As this show does with regularity, its brilliant writers, directors, cast and producer (Vince Gilligan) find a way to make it mean so much more. And they topped it off with a sequence of what the story’s arc has all come down to — and set it to the tune of this Tommy James’ groove from another day. If you’ve heard this song, by the time the episode was over, like those of us who slow danced to it as teenagers, you’d never, ever, look at it the same way again.

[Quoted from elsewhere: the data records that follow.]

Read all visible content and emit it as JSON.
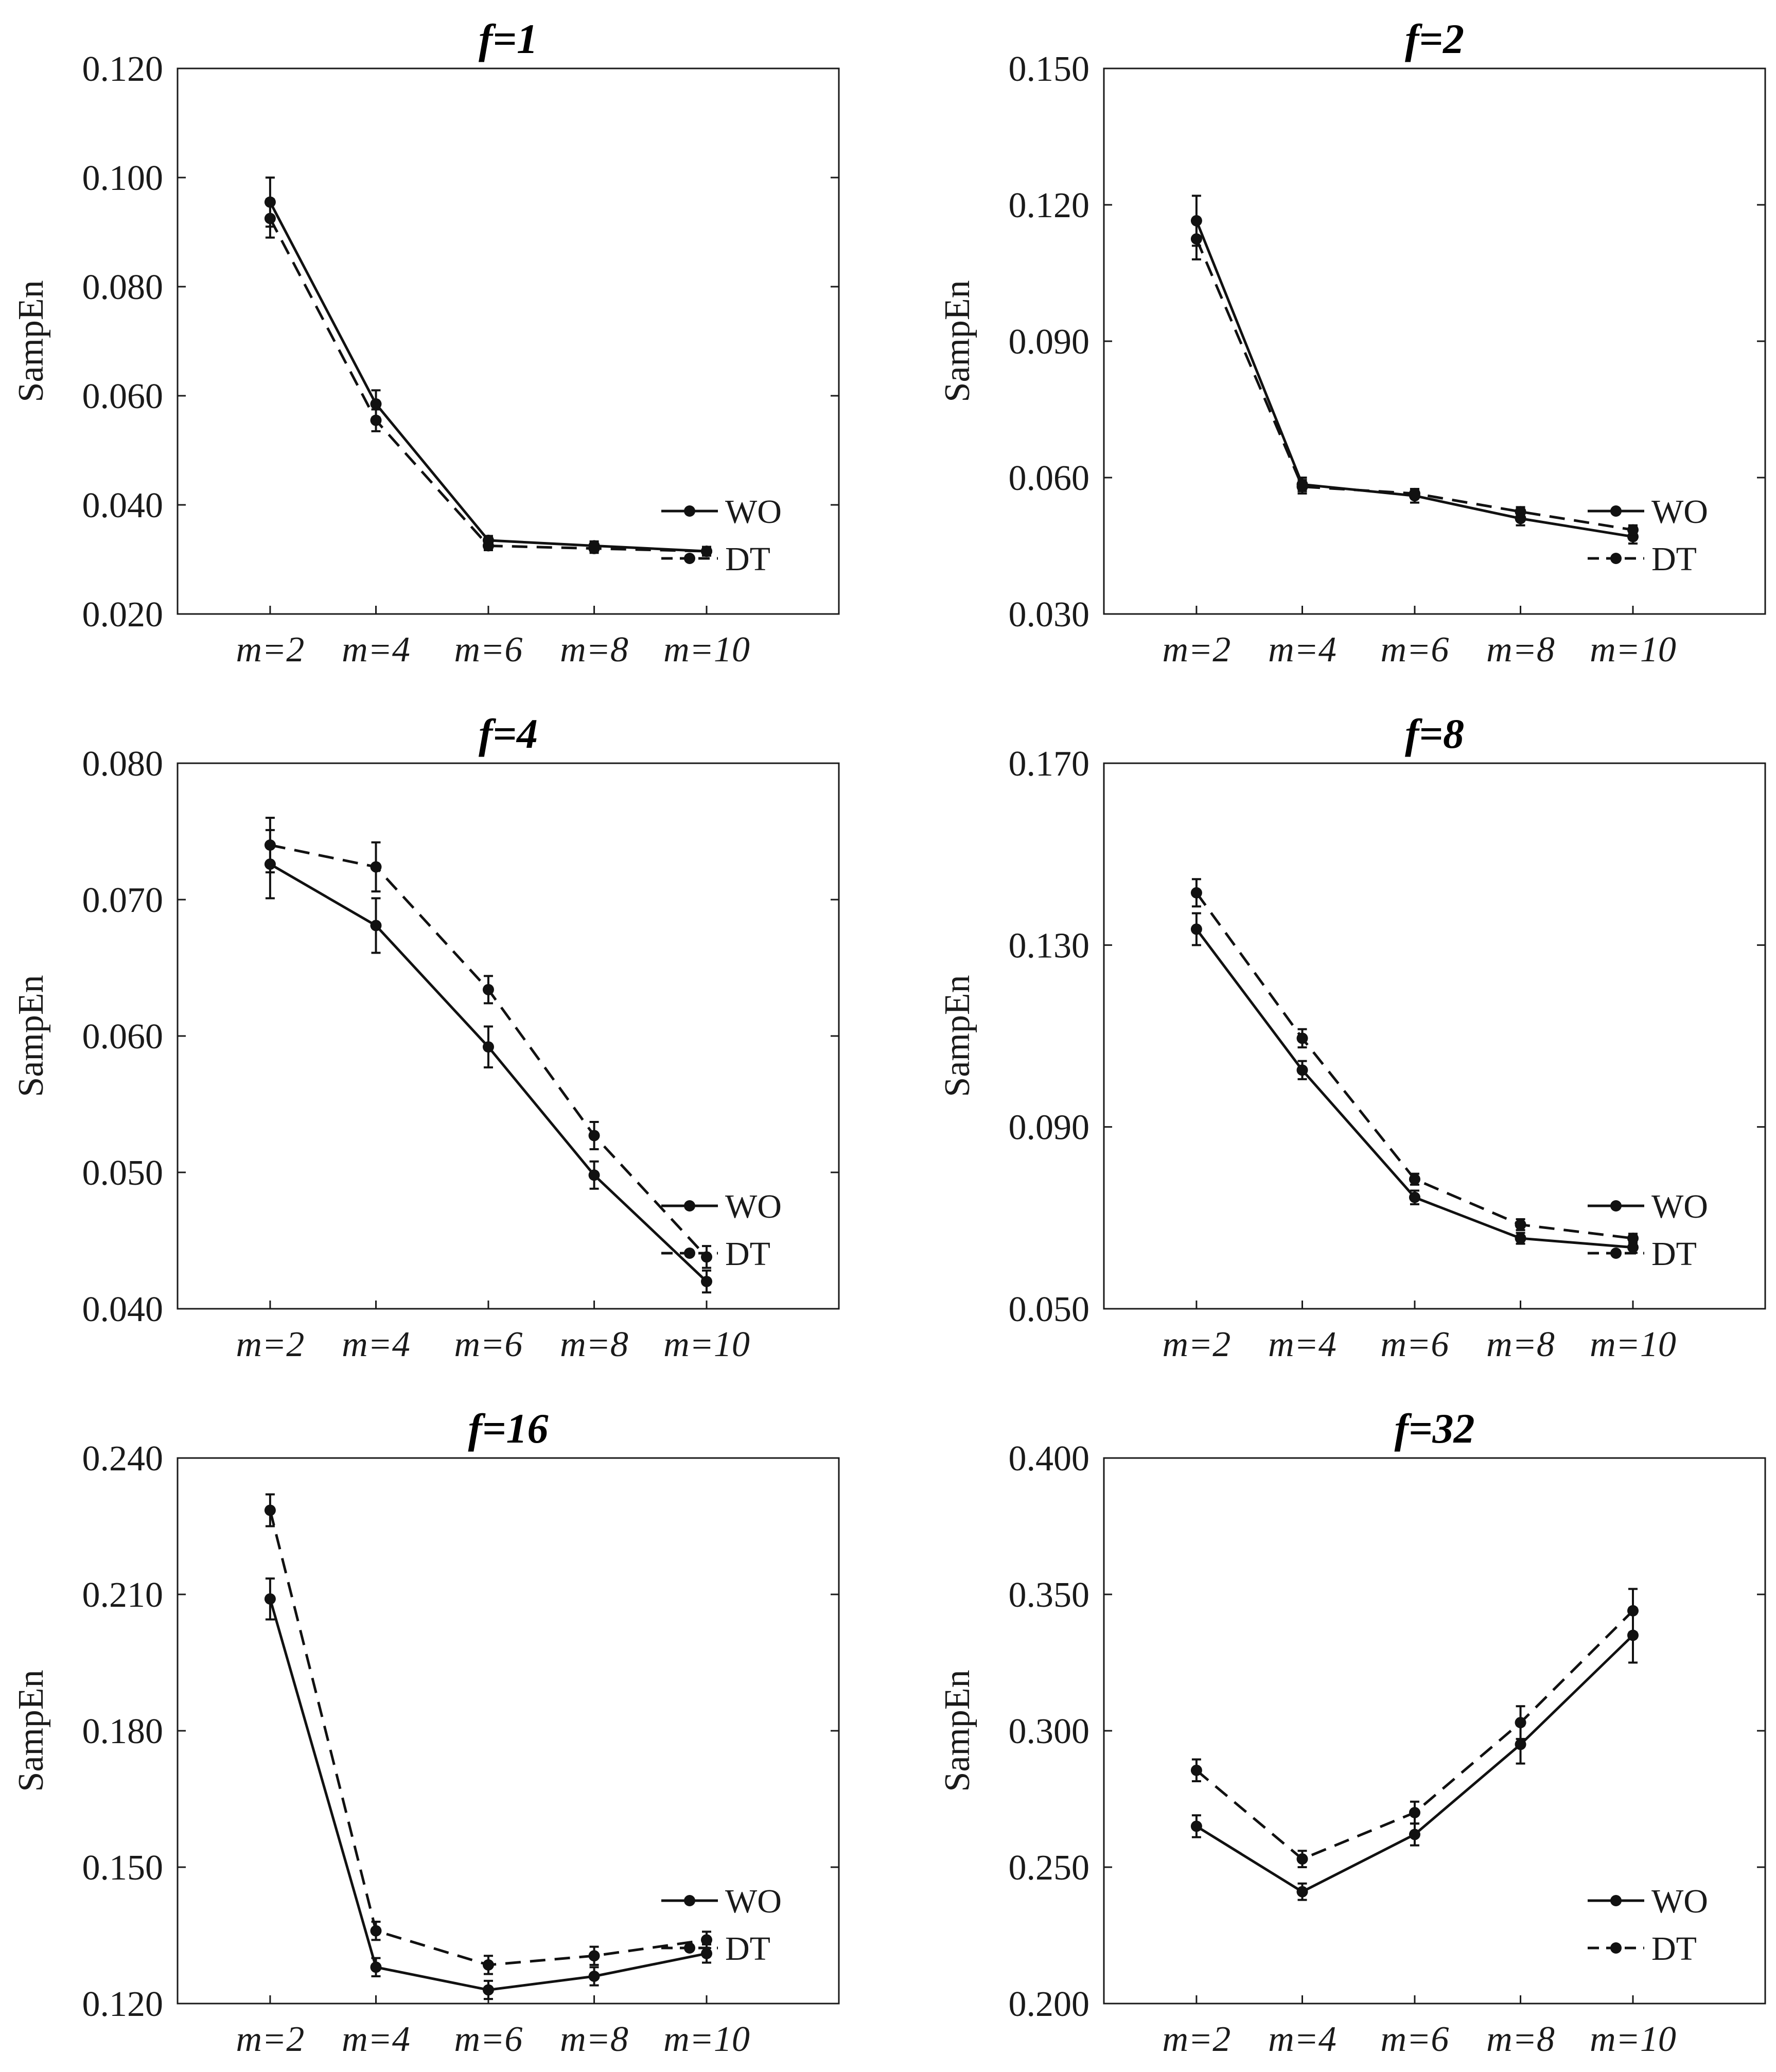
{
  "chart_data": [
    {
      "type": "line",
      "title": "f=1",
      "ylabel": "SampEn",
      "xlabel": "",
      "categories": [
        "m=2",
        "m=4",
        "m=6",
        "m=8",
        "m=10"
      ],
      "ylim": [
        0.02,
        0.12
      ],
      "yticks": [
        "0.020",
        "0.040",
        "0.060",
        "0.080",
        "0.100",
        "0.120"
      ],
      "legend_position": "lower-right",
      "series": [
        {
          "name": "WO",
          "style": "solid",
          "values": [
            0.0955,
            0.0585,
            0.0335,
            0.0325,
            0.0315
          ],
          "errors": [
            0.0045,
            0.0025,
            0.0008,
            0.0008,
            0.0008
          ]
        },
        {
          "name": "DT",
          "style": "dashed",
          "values": [
            0.0925,
            0.0555,
            0.0325,
            0.032,
            0.0315
          ],
          "errors": [
            0.0035,
            0.002,
            0.0008,
            0.0008,
            0.0008
          ]
        }
      ]
    },
    {
      "type": "line",
      "title": "f=2",
      "ylabel": "SampEn",
      "xlabel": "",
      "categories": [
        "m=2",
        "m=4",
        "m=6",
        "m=8",
        "m=10"
      ],
      "ylim": [
        0.03,
        0.15
      ],
      "yticks": [
        "0.030",
        "0.060",
        "0.090",
        "0.120",
        "0.150"
      ],
      "legend_position": "lower-right",
      "series": [
        {
          "name": "WO",
          "style": "solid",
          "values": [
            0.1165,
            0.0585,
            0.056,
            0.051,
            0.047
          ],
          "errors": [
            0.0055,
            0.0015,
            0.0015,
            0.0015,
            0.0015
          ]
        },
        {
          "name": "DT",
          "style": "dashed",
          "values": [
            0.1125,
            0.058,
            0.0565,
            0.0525,
            0.0485
          ],
          "errors": [
            0.0045,
            0.0015,
            0.001,
            0.001,
            0.001
          ]
        }
      ]
    },
    {
      "type": "line",
      "title": "f=4",
      "ylabel": "SampEn",
      "xlabel": "",
      "categories": [
        "m=2",
        "m=4",
        "m=6",
        "m=8",
        "m=10"
      ],
      "ylim": [
        0.04,
        0.08
      ],
      "yticks": [
        "0.040",
        "0.050",
        "0.060",
        "0.070",
        "0.080"
      ],
      "legend_position": "lower-right",
      "series": [
        {
          "name": "WO",
          "style": "solid",
          "values": [
            0.0726,
            0.0681,
            0.0592,
            0.0498,
            0.042
          ],
          "errors": [
            0.0025,
            0.002,
            0.0015,
            0.001,
            0.0008
          ]
        },
        {
          "name": "DT",
          "style": "dashed",
          "values": [
            0.074,
            0.0724,
            0.0634,
            0.0527,
            0.0438
          ],
          "errors": [
            0.002,
            0.0018,
            0.001,
            0.001,
            0.0008
          ]
        }
      ]
    },
    {
      "type": "line",
      "title": "f=8",
      "ylabel": "SampEn",
      "xlabel": "",
      "categories": [
        "m=2",
        "m=4",
        "m=6",
        "m=8",
        "m=10"
      ],
      "ylim": [
        0.05,
        0.17
      ],
      "yticks": [
        "0.050",
        "0.090",
        "0.130",
        "0.170"
      ],
      "legend_position": "lower-right",
      "series": [
        {
          "name": "WO",
          "style": "solid",
          "values": [
            0.1335,
            0.1025,
            0.0745,
            0.0655,
            0.0635
          ],
          "errors": [
            0.0035,
            0.002,
            0.0015,
            0.0012,
            0.0012
          ]
        },
        {
          "name": "DT",
          "style": "dashed",
          "values": [
            0.1415,
            0.1095,
            0.0785,
            0.0685,
            0.0655
          ],
          "errors": [
            0.003,
            0.002,
            0.0012,
            0.0012,
            0.001
          ]
        }
      ]
    },
    {
      "type": "line",
      "title": "f=16",
      "ylabel": "SampEn",
      "xlabel": "",
      "categories": [
        "m=2",
        "m=4",
        "m=6",
        "m=8",
        "m=10"
      ],
      "ylim": [
        0.12,
        0.24
      ],
      "yticks": [
        "0.120",
        "0.150",
        "0.180",
        "0.210",
        "0.240"
      ],
      "legend_position": "lower-right",
      "series": [
        {
          "name": "WO",
          "style": "solid",
          "values": [
            0.209,
            0.128,
            0.123,
            0.126,
            0.131
          ],
          "errors": [
            0.0045,
            0.002,
            0.002,
            0.002,
            0.002
          ]
        },
        {
          "name": "DT",
          "style": "dashed",
          "values": [
            0.2285,
            0.136,
            0.1285,
            0.1305,
            0.134
          ],
          "errors": [
            0.0035,
            0.002,
            0.002,
            0.002,
            0.0018
          ]
        }
      ]
    },
    {
      "type": "line",
      "title": "f=32",
      "ylabel": "SampEn",
      "xlabel": "",
      "categories": [
        "m=2",
        "m=4",
        "m=6",
        "m=8",
        "m=10"
      ],
      "ylim": [
        0.2,
        0.4
      ],
      "yticks": [
        "0.200",
        "0.250",
        "0.300",
        "0.350",
        "0.400"
      ],
      "legend_position": "lower-right",
      "series": [
        {
          "name": "WO",
          "style": "solid",
          "values": [
            0.265,
            0.241,
            0.262,
            0.295,
            0.335
          ],
          "errors": [
            0.004,
            0.003,
            0.004,
            0.007,
            0.01
          ]
        },
        {
          "name": "DT",
          "style": "dashed",
          "values": [
            0.2855,
            0.253,
            0.27,
            0.303,
            0.344
          ],
          "errors": [
            0.004,
            0.003,
            0.004,
            0.006,
            0.008
          ]
        }
      ]
    }
  ]
}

The entire series can be found here.

Look over yonder
What do you see?
The sun is a'rising
Most definitely

A new day is coming, ooh, ooh
People are changing
Ain't it beautiful, ooh, ooh
Crystal blue persuasion

Better get ready
To see the light
Love, love is the answer, ooh ooh
And that's all right

So don't you give up now, ooh ooh
So easy to find
Just look to your soul
And open your mind

Crystal blue persuasion, mmm, mmm
It's a new vibration
Crystal blue persuasion
Crystal blue persuasion

Maybe tomorrow
When he looks down
On every green field, ooh ooh
And every town

All of his children
And every nation
They'll be peace and good brotherhood
Crystal blue persuasion, yeah

Crystal blue persuasion, aha
Crystal blue persuasion, aha
Crystal blue persuasion, aha

5 Responses to “One for the Dance Floor: Crystal Blue Persuasion by Tommy James & The Shondells”

  1. Castor

    Breaking Bad has had some really wonderfully executed montage in the last few episodes. Great one for the dance floor indeed 😀 Glad to see another devoted Breaking Bad fan out there, truly one of the very best TV shows ever made when it’s all said and done.


    • le0pard13

      We certainly are in total agreement there, Castor. Great to see we have this exceptional program in common. As the show is wont to convey, everything comes down to chemistry ;-). Thanks, my friend.


  2. Eric

    Didn’t know you were a Breaking Bad fan, Michael. That’s awesome! That was quite the scene in the finale. You’re right — it will be hard to hear the song without thinking of that montage. Very well done.


    • le0pard13

      Yep, long-time fan of the show. My wife and I caught the initial episode on AMC the first time out, and we’ve been hooked on it ever since. Good to find another Breaking Bad devotee, Eric. Thanks, man.